Quick Start Guide¶
See installation for directions on downloading and installing DeFCoM.
Running DeFCoM¶
Once DeFCoM is installed, two executable scripts should be callable from a
command line interface train.py and predict.py. Both require a DeFCoM
configuration file as a command line argument. An example configuration file is
provided in the package directory at defcom/data/example.cfg which can be
alternatively found here.
This should be used as a base template and modified for your data.
Details on what each parameter represents can be found in the
configuration file section of this user guide.
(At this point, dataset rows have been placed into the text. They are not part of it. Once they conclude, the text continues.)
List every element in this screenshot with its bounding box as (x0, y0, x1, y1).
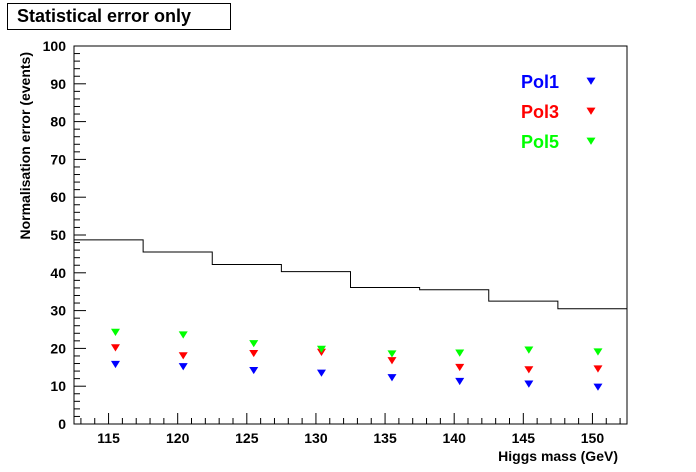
histogram-series (74, 239, 627, 310)
y-tick-label: 50 (50, 227, 66, 243)
y-tick-label: 80 (50, 114, 66, 130)
legend-marker (586, 137, 596, 145)
data-point (249, 366, 259, 375)
legend: Pol1 Pol3 Pol5 (521, 72, 596, 152)
x-tick-label: 115 (97, 430, 120, 446)
x-tick-label: 140 (443, 430, 467, 446)
data-point (593, 365, 603, 373)
x-tick-label: 130 (304, 430, 328, 446)
y-tick-label: 20 (50, 340, 66, 356)
x-tick-label: 120 (166, 430, 190, 446)
y-tick-label: 60 (50, 189, 66, 205)
series-pol1 (110, 360, 603, 391)
legend-label: Pol5 (521, 132, 559, 152)
data-point (455, 377, 465, 386)
data-point (387, 374, 397, 382)
data-point (110, 360, 120, 369)
y-tick-label: 90 (50, 76, 66, 92)
x-tick-label: 150 (581, 430, 605, 446)
y-axis: 0 10 20 30 40 50 60 70 80 90 100 (43, 38, 86, 432)
y-tick-label: 30 (50, 303, 66, 319)
data-point (593, 383, 603, 391)
data-point (178, 331, 188, 339)
histogram-line (74, 239, 627, 310)
y-tick-label: 100 (43, 38, 67, 54)
y-tick-label: 10 (50, 378, 66, 394)
data-point (524, 380, 534, 388)
marker-series (110, 328, 603, 391)
data-point (249, 340, 259, 348)
x-tick-label: 145 (512, 430, 536, 446)
data-point (110, 344, 120, 352)
data-point (593, 348, 603, 356)
y-tick-label: 40 (50, 265, 66, 281)
y-tick-label: 0 (58, 416, 66, 432)
data-point (316, 345, 326, 353)
series-pol5 (110, 328, 603, 358)
legend-marker (586, 107, 596, 115)
data-point (316, 369, 326, 377)
data-point (178, 363, 188, 371)
y-axis-title: Normalisation error (events) (17, 52, 33, 240)
x-axis-title: Higgs mass (GeV) (498, 448, 618, 464)
x-tick-label: 135 (373, 430, 397, 446)
data-point (387, 350, 397, 358)
data-point (110, 328, 120, 336)
data-point (178, 352, 188, 360)
data-point (249, 349, 259, 358)
legend-label: Pol3 (521, 102, 559, 122)
data-point (455, 349, 465, 357)
y-tick-label: 70 (50, 151, 66, 167)
x-axis: 115 120 125 130 135 140 145 150 (80, 413, 621, 446)
data-point (524, 346, 534, 354)
data-point (455, 363, 465, 372)
data-point (387, 357, 397, 365)
legend-marker (586, 77, 596, 85)
x-tick-label: 125 (235, 430, 259, 446)
chart-title: Statistical error only (7, 3, 231, 30)
series-pol3 (110, 344, 603, 374)
legend-label: Pol1 (521, 72, 559, 92)
data-point (524, 366, 534, 374)
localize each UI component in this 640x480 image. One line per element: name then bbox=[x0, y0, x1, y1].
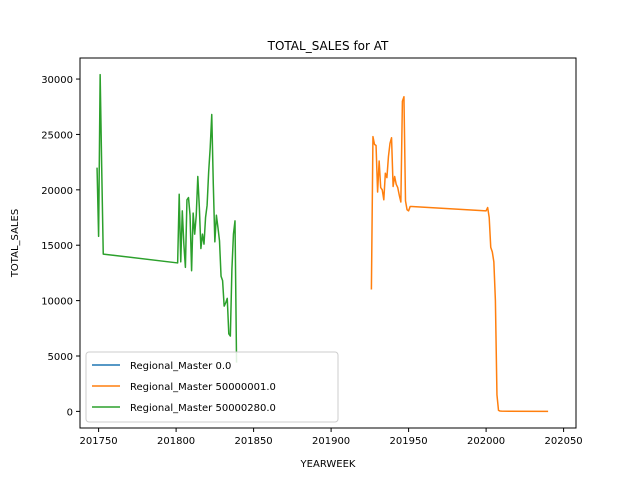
y-axis: 0 5000 10000 15000 20000 25000 30000 bbox=[41, 75, 80, 418]
legend-entry: Regional_Master 0.0 bbox=[130, 361, 231, 372]
legend: Regional_Master 0.0 Regional_Master 50000… bbox=[85, 351, 339, 423]
y-tick-label: 25000 bbox=[41, 130, 73, 141]
x-tick-label: 201900 bbox=[312, 436, 350, 447]
chart-title: TOTAL_SALES for AT bbox=[267, 39, 389, 53]
x-tick-label: 201950 bbox=[390, 436, 428, 447]
series-line-2 bbox=[96, 73, 238, 363]
y-tick-label: 30000 bbox=[41, 75, 73, 86]
x-tick-label: 202000 bbox=[467, 436, 505, 447]
y-tick-label: 10000 bbox=[41, 297, 73, 308]
x-axis: 201750 201800 201850 201900 201950 202000 2020… bbox=[80, 428, 583, 447]
series-line-1 bbox=[370, 96, 549, 413]
y-axis-title: TOTAL_SALES bbox=[10, 209, 21, 278]
x-tick-label: 201750 bbox=[80, 436, 118, 447]
y-tick-label: 5000 bbox=[48, 352, 73, 363]
legend-entry: Regional_Master 50000280.0 bbox=[130, 403, 276, 414]
y-tick-label: 0 bbox=[67, 407, 73, 418]
series-layer bbox=[96, 73, 549, 413]
x-axis-title: YEARWEEK bbox=[300, 459, 356, 470]
x-tick-label: 201850 bbox=[235, 436, 273, 447]
x-tick-label: 202050 bbox=[545, 436, 583, 447]
legend-entry: Regional_Master 50000001.0 bbox=[130, 382, 276, 393]
plot-frame bbox=[79, 57, 577, 429]
y-tick-label: 15000 bbox=[41, 241, 73, 252]
y-tick-label: 20000 bbox=[41, 186, 73, 197]
legend-box bbox=[85, 351, 339, 423]
x-tick-label: 201800 bbox=[157, 436, 195, 447]
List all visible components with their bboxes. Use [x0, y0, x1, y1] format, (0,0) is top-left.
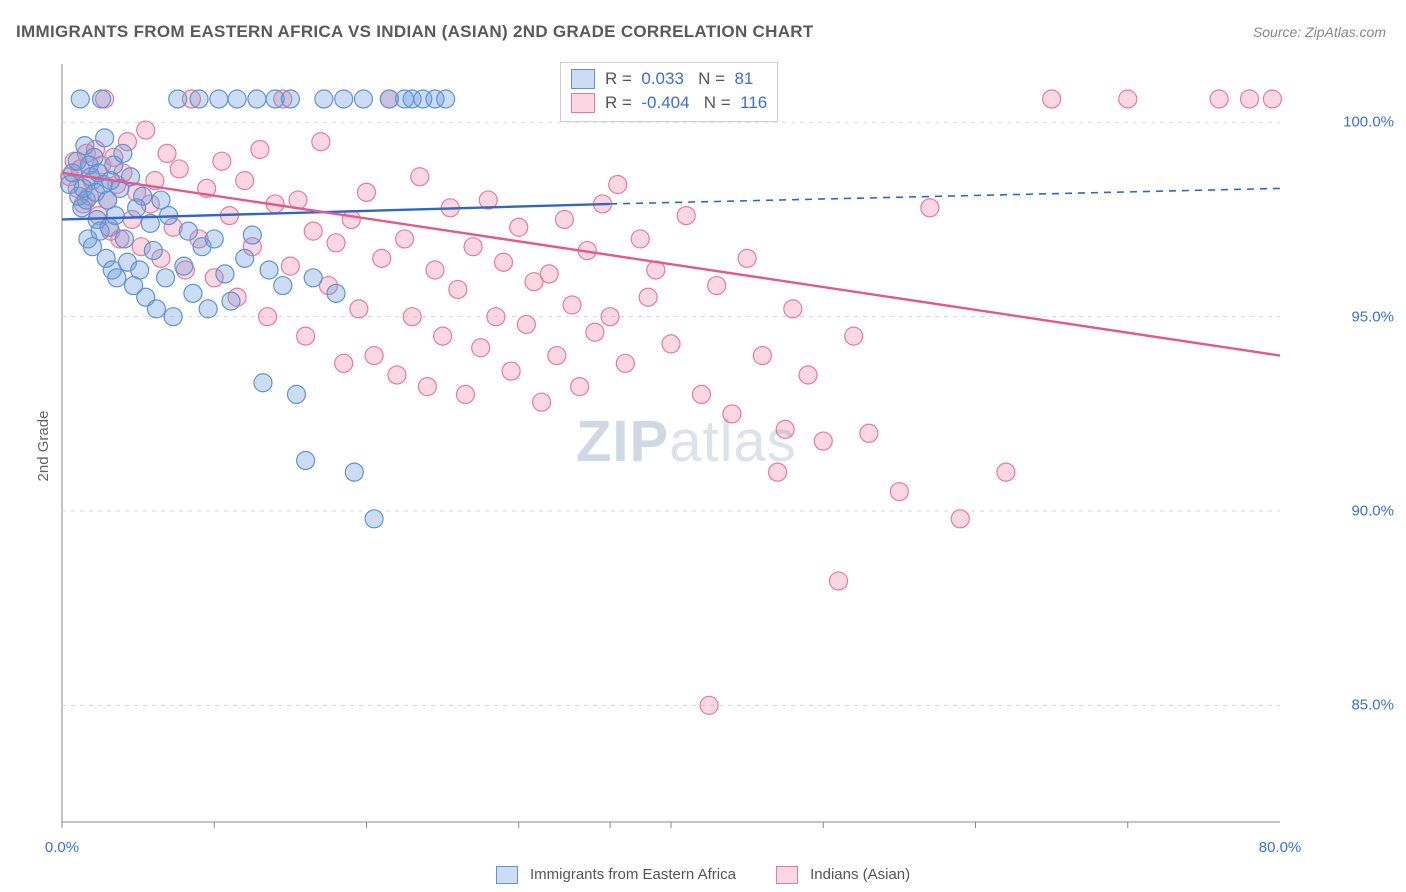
- legend-label-indians: Indians (Asian): [810, 866, 910, 883]
- stats-row: R = 0.033 N = 81: [571, 67, 767, 91]
- legend: Immigrants from Eastern Africa Indians (…: [0, 866, 1406, 884]
- legend-swatch-indians: [776, 866, 798, 884]
- chart-area: 85.0%90.0%95.0%100.0% 0.0%80.0% ZIPatlas: [56, 58, 1286, 828]
- stats-swatch: [571, 69, 595, 89]
- y-tick-label: 100.0%: [1343, 114, 1394, 131]
- y-tick-label: 90.0%: [1351, 503, 1394, 520]
- chart-title: IMMIGRANTS FROM EASTERN AFRICA VS INDIAN…: [16, 22, 814, 42]
- legend-item-indians: Indians (Asian): [776, 866, 910, 884]
- stats-row: R = -0.404 N = 116: [571, 91, 767, 115]
- legend-swatch-eastern-africa: [496, 866, 518, 884]
- legend-item-eastern-africa: Immigrants from Eastern Africa: [496, 866, 736, 884]
- correlation-stats-box: R = 0.033 N = 81R = -0.404 N = 116: [560, 62, 778, 122]
- legend-label-eastern-africa: Immigrants from Eastern Africa: [530, 866, 736, 883]
- y-tick-label: 85.0%: [1351, 697, 1394, 714]
- stats-swatch: [571, 93, 595, 113]
- x-tick-label: 80.0%: [1259, 839, 1302, 856]
- y-tick-label: 95.0%: [1351, 308, 1394, 325]
- source-attribution: Source: ZipAtlas.com: [1253, 24, 1386, 40]
- scatter-chart-svg: [56, 58, 1286, 828]
- x-tick-label: 0.0%: [45, 839, 79, 856]
- y-axis-label: 2nd Grade: [35, 411, 52, 482]
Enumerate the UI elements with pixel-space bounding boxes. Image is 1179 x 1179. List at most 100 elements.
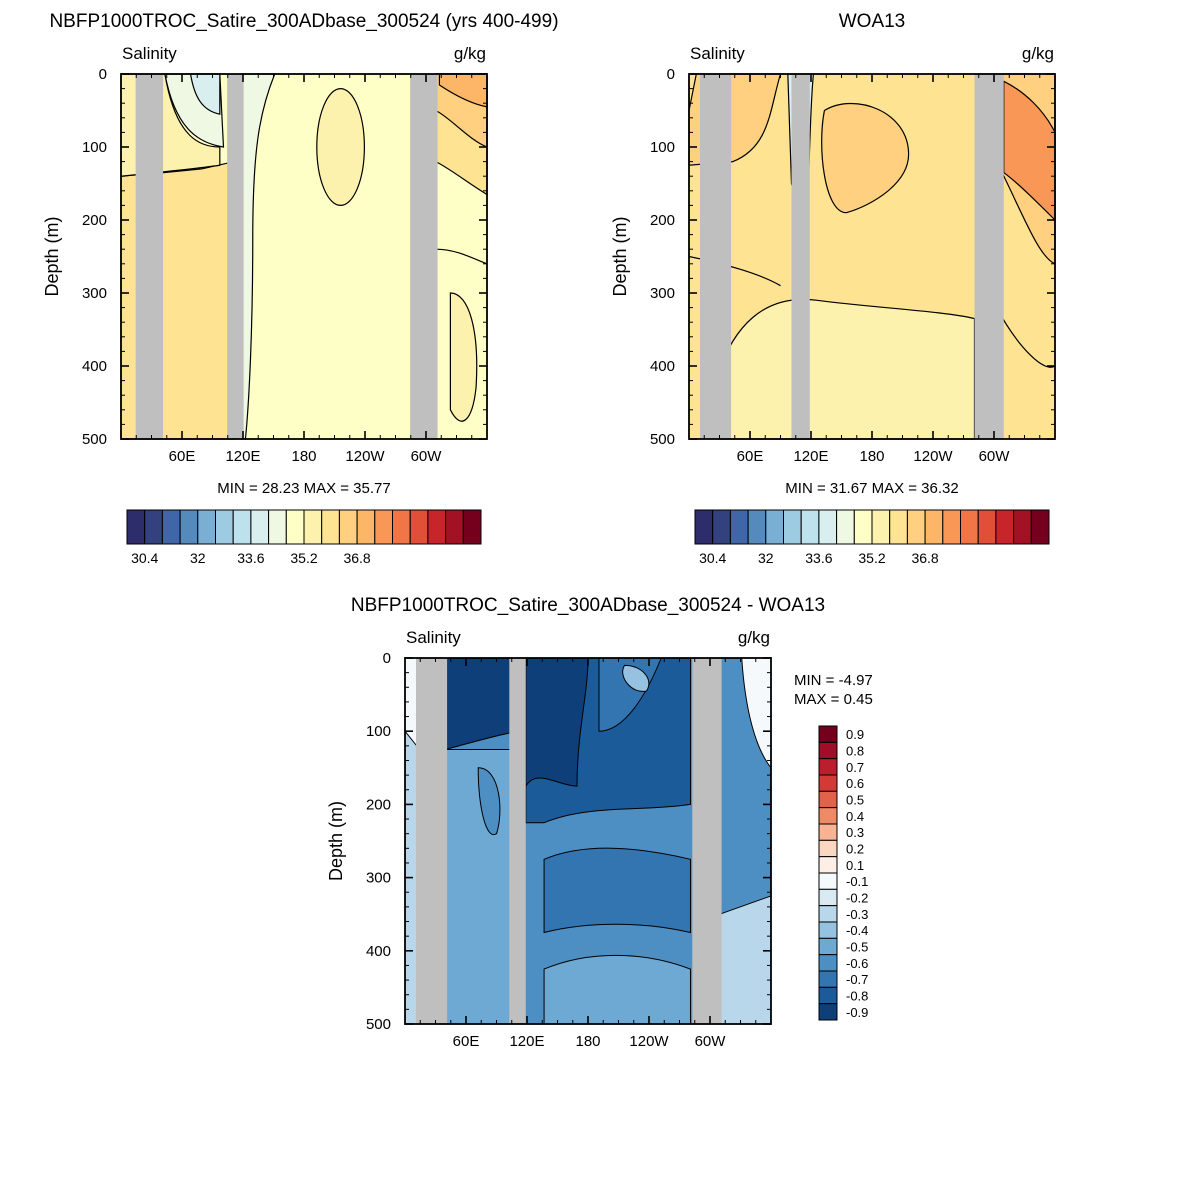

Given a config file named example.cfg, train a model using the command
train.py example.cfg
After the model is trained, you can predict footprints with the command
predict.py example.cfg
If train.py and predict.py are not recognized as exectuables by your
system, these can alternatively be found in the bin directory of the
DeFCoM package and can be run on the command-line with the command structure
python /path/to/bin/script_name.py path/to/config/config_file.cfg
DeFCoM Output¶
When finished running, DeFCoM will provide results in a BED format like file that contains scores (last column) for each of the motif sites input during DeFCoM’s classification phase. For true binary classifcation, a score of 0 can be used as a cutoff with scores above 0 indicating TF-bound sites, though we do not recommend applying results this way as it will likely generate a high type I error rate (false positives). Instead, we suggest applying the scores as a ranking mechanism with higher scores indicating a stronger confidence in a motif site being TF-bound.